See e.g. Dirk Eddelbüttel's gcbd package and its vignette, and also discussions how to use GotoBLAS2 / OpenBLAS.
How to parallelize a certain problem is often non-trivial. Therefore, a specific implementation has to be made in each and every case, in this case for each R package. So, I do not think a general implementation of parallel processing in R will be made, or is even possible.
How would I rewrite my code so that I can implement the use of multicore on an Rstudio server to run regsubsets from the leaps package using the "exhaustive" method? The data has 1200 variables and 9000 obs so the code has been shortened here:
model<-regsubsets(price~x + y + z + a + b + ...., data=sample,
nvmax=500, method=c("exhaustive"))
Our server is a quad core 7.5 gb ram, is that enough for an equation like this?
In regard to your second question I would say: just give it a try and see. In general, a 1200 times 9000 dataset is not particularly large, but wether or not it works also depends on what regsubsets does under the hood.
In general, the approach here would be to cut up the problem in pieces and run each of the piece on a core, in your case 4 cores. The paralellization works most effective if the processes that we run on a core takes some time (e.g. 10 min). If it takes very little time, the overhead of parallelization will only serve to increase the time the total analysis takes. Creating a cluster on your server is quite easy using e.g. SNOW (available on CRAN). The approach I often use is to create a cluster using the doSNOW package, and then use the functions from the plyr package. A blog post I wrote recently provides some background and example code.
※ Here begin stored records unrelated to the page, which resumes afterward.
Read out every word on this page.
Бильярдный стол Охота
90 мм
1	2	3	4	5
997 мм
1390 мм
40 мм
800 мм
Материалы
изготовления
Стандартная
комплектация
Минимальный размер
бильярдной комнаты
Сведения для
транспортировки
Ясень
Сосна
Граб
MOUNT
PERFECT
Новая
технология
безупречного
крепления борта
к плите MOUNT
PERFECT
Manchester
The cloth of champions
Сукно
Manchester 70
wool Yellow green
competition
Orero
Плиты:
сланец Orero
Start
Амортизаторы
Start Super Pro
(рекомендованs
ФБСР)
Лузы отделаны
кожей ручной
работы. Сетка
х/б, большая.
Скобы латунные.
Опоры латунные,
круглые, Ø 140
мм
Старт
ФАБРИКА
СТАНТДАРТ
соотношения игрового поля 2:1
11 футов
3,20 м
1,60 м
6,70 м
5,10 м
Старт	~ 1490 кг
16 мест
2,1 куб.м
In your specific case, if regsubsets does not support parallelization out of the box, you'll have to do some coding yourself. I think a variable selection method such as regsubsets requires the entire dataset to be used, therefore I think solving the parallelization by running several regsubsets in parallel is not feasible. So I think you'll have to adapt the function to include the parallelization. Somewhere inside the function the different variable selections are evaluated, there you could send those evaluations to different cores. Do take care that if such an evaluation takes only little time, the parallelization overhead will only slow your analysis down. In that case you need to send a group of evaluations to each core in order to increase the time spent on each node, decreasing the amount of overhead from parallelization.